O corpo negro de Isabel Oliveira é uma ameaça sim. E isso é ótimo

Isabel Oliveira: seminua em protesto contra racismo em mercado. Foto: Reprodução/Instagram
Protesto de mulher negra que ficou de calcinha e sutiã em mercado após sofrer racismo é símbolo do novo poder negro que toma Curitiba

Dia desses eu falava com um deputado da direita, daqueles que se elegem com votos do Clube Curitibano e da Liga das Senhoras Católicas. Ele me contava do que viu na última eleição, em outubro: estava perplexo com o tanto de negros que viu nos bairros. Ele não falava “negros”, dizia “afrodescendentes” com todo o cuidado, como quem acabou de pegar uma cartilha para saber como lidar com aquilo. O mundo dele estava mudando e ele percebeu.

Pensando do ponto de vista desse pessoal deve ser um pouco assustador mesmo. Imagina: antes era só falar na Confeitaria das Famílias e os curitibanos se identificavam. Você falava na sua “nonna” e o pessoal achava bonitinho e elegante.

Para os “afrodescendentes” que moram no Tatuquara e nunca viram uma coalhada da Schaffer na vida, o Madalosso não diz nada, e a conversa sobre o Thalia parece ser coisa de outro mundo.

E o pessoal do Île de France é tudo menos bobo.

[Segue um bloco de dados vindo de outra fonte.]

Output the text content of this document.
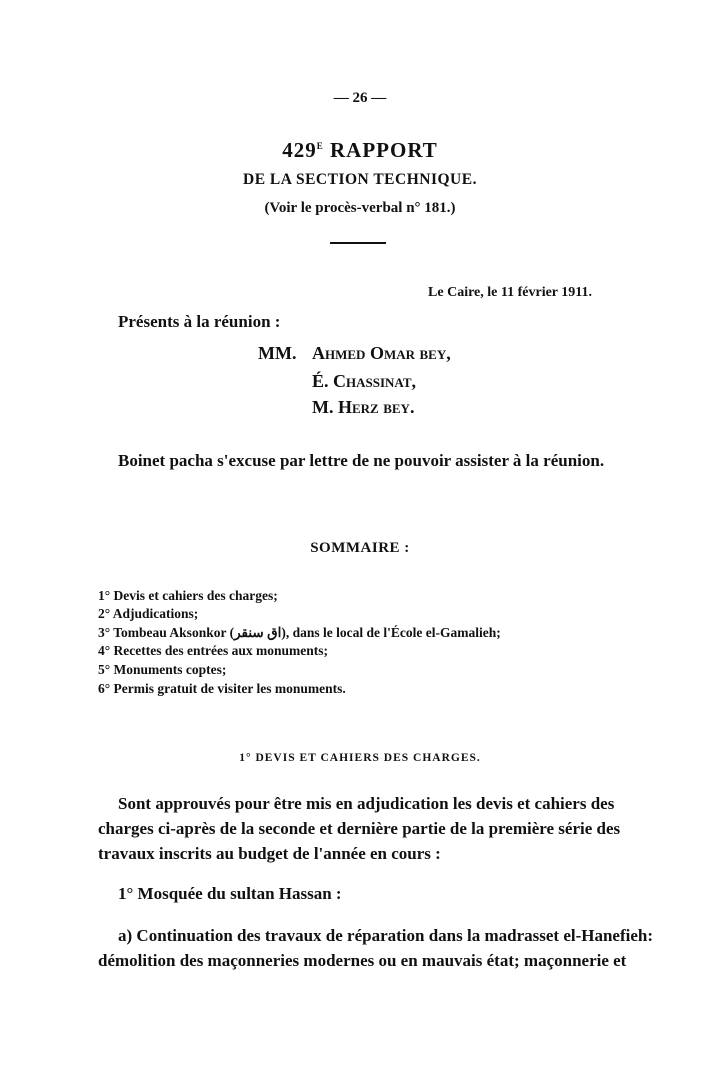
— 26 —
429e RAPPORT
DE LA SECTION TECHNIQUE.
(Voir le procès-verbal n° 181.)
Le Caire, le 11 février 1911.
Présents à la réunion :
MM. Ahmed Omar bey,
É. Chassinat,
M. Herz bey.
Boinet pacha s'excuse par lettre de ne pouvoir assister à la réunion.
SOMMAIRE :
1° Devis et cahiers des charges;
2° Adjudications;
3° Tombeau Aksonkor (اق سنقر), dans le local de l'École el-Gamalieh;
4° Recettes des entrées aux monuments;
5° Monuments coptes;
6° Permis gratuit de visiter les monuments.
1° DEVIS ET CAHIERS DES CHARGES.
Sont approuvés pour être mis en adjudication les devis et cahiers des
charges ci-après de la seconde et dernière partie de la première série des
travaux inscrits au budget de l'année en cours :
1° Mosquée du sultan Hassan :
a) Continuation des travaux de réparation dans la madrasset el-Hanefieh:
démolition des maçonneries modernes ou en mauvais état; maçonnerie et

Eles podem ver o que está acontecendo em Curitiba como uma invasão de bárbaros, mas por mais que sintam medo (e um certo nojinho mal disfarçado) eles sabem que a coisa vai mudar e que essa mudança vai estourar neles.

O episódio com a professora Isabel Oliveira no Atacadão neste fim de semana é o símbolo maior dessa mudança, que vem ocorrendo há muito tempo, na formação de um movimento negro que hoje é fortíssimo na cidade, mas que só agora vem sendo percebido por quem estava em sua bolhinha regada a uísque doze anos.

Quantas vezes pretos já foram seguidos por seguranças no mercado? Mas a Isabel, toda trabalhada em coletivos negros e politizada no melhor dos sentidos, resolveu não deixar barato. Ficou só de calcinha e sutiã no meio da loja para verem que não ia esconder nada debaixo da roupa, e ainda escreveu uma mensagem no corpo: “Eu sou uma ameaça?”

Parêntese: sensacional a inversão que ela causou. Normalmente as mulheres negras são postas sem roupa para que os homens possam se divertir com a imagem. Ela tirou a roupa para dizer que esse mundo está acabando.

No fundo, Isabel é uma ameaça sim. E os Congregados Marianos, os golfistas, os frequentadores do Pátio Batel sabem disso.

Durante muito tempo Curitiba negou ter pretos. Era uma capital europeia, um Brasil diferente. Agora os negros não só existem como querem mudar a coisa toda.

Carol Dartora virou candidata séria a prefeita.

Renato Freitas chama os pastores pelo seu nome e eles rangem os dentes por não conseguirem puni-lo.

Giorgia Prates, que além de preta é lésbica e periférica, se elege com o nome “Mandata das Pretas” e não tem nada que o pessoal do Novo e do Ecoville possa fazer contra isso.

Os pretos de Curitiba perderam o pudor. E quem tem olhos verá o que vem por aí. Um palpite: não vai demorar pra ter alguém de pele escura sentado no 29 de Março.